Preparation of muscle/cell extracts and immunoblotting
Muscle extracts were prepared by homogenization of frozen muscle tissue in extraction buffer (1x PBS,1% NP-40, 0.5% DOC, 0.1% SDS, 2 mM SOV, 1x protease inhibitor (Roche)). Cell extracts were prepared by incubating C2C12 muscle cells with lysis buffer (50 mM HEPES pH 7.0, 150 mM NaCl, 10% glycerol, 1% Triton, 10 mM pyrophosphate sodium, 100 mM NaF, 1 mM EGTA, 1,5 mM MgCl2, 1x protease inhibitor (Roche) for 15 min on ice. The lysed muscle/cells were then centrifuged at 0.1 times gravity ( x g) 12,000 rpm for 15 min at 4 °C in order to collect the supernatant. Western blot experiments were performed as previously described in ref. 12. Western blots were probed with antibodies against HuR (3A2, 1:10,000), PGC-1α (abcam, 1:1000), KSRP (abcam, 1:5000), Oxphos Antibody Cocktail (containing five mouse antibodies against the CI subunit NDUFB8, CII-30kDa, CIII-Core protein 2, CIV subunit I, and CV alpha subunit (abcam, 1:1000) or α-tubulin as loading control (Developmental studies Hybridoma Bank, 1:1000).
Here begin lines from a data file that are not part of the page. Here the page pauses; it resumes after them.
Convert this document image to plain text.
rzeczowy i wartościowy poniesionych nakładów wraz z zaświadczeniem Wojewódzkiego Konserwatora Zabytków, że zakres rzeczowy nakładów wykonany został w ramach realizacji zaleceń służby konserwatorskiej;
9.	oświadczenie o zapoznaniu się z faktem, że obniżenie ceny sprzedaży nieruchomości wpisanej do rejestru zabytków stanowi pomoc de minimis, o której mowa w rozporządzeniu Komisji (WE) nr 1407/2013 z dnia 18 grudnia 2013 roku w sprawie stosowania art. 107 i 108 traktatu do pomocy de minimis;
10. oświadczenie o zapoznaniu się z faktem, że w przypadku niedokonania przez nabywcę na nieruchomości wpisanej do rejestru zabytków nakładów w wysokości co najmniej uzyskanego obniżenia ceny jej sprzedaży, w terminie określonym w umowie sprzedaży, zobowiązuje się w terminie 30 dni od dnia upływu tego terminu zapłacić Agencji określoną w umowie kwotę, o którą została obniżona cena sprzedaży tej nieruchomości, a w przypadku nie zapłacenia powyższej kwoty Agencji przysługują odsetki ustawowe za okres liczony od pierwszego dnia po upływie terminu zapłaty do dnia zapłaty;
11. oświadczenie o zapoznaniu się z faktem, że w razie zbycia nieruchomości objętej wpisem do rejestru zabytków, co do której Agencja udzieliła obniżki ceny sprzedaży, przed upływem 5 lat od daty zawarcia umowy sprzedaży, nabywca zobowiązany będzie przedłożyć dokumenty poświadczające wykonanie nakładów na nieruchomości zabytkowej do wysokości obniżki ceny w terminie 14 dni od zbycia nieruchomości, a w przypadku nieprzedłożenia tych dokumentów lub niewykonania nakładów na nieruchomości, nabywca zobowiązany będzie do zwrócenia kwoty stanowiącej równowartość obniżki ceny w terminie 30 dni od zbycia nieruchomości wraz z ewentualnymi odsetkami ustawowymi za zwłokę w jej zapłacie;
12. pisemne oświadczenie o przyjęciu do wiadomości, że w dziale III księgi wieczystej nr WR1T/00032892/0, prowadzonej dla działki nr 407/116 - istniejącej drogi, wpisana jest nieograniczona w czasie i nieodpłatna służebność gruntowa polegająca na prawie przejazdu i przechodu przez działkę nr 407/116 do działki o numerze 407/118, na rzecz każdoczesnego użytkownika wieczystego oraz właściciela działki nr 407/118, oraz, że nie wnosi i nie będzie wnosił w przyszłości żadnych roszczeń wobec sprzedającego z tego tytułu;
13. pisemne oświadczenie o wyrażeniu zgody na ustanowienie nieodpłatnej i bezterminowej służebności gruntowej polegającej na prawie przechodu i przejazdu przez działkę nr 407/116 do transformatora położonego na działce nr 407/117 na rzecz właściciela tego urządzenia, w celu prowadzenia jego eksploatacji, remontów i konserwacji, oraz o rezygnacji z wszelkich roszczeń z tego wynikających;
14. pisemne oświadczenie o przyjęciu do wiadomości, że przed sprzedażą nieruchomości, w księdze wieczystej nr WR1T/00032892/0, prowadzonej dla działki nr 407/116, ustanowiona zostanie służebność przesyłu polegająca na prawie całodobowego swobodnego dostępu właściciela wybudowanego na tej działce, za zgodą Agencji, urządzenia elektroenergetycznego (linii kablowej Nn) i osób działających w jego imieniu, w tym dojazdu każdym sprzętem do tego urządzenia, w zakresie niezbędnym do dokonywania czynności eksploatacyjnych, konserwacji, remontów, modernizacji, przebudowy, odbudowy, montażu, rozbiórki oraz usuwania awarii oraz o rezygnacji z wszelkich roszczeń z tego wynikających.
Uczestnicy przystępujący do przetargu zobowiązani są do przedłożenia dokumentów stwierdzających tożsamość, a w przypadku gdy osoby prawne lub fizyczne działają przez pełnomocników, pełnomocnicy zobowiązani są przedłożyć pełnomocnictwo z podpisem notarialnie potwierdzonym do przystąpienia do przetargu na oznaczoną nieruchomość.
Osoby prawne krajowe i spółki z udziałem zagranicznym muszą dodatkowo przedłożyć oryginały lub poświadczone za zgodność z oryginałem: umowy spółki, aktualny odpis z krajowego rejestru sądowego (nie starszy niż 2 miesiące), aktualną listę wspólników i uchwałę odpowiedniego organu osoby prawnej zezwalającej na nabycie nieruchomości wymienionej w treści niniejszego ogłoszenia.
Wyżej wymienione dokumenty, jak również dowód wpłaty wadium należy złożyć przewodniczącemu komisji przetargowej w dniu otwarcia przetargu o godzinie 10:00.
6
Reverse transcription quantitative PCR (RT-qPCR)
Total RNA was isolated using TRIzol reagent (Invitrogen). One microgram of total RNA was reverse transcribed using the M-MuLV RT system according to the manufacturer’s instructions (New England BioLab). A 1/80 dilution of complementary DNA was then used to assess mRNAs expression using SsoFast™ EvaGreen® Supermix (Bio-Rad). Expression level of genes of interest were standardized using GAPDH or RPL32 as reference, and relative levels of expression were quantified by calculating 2−ΔΔCT, where ΔΔCT is the difference in CT (cycle number at which the amount of amplified target reaches a fixed threshold) between target and reference genes. Primer sequences can be found in Supplementary Table 2.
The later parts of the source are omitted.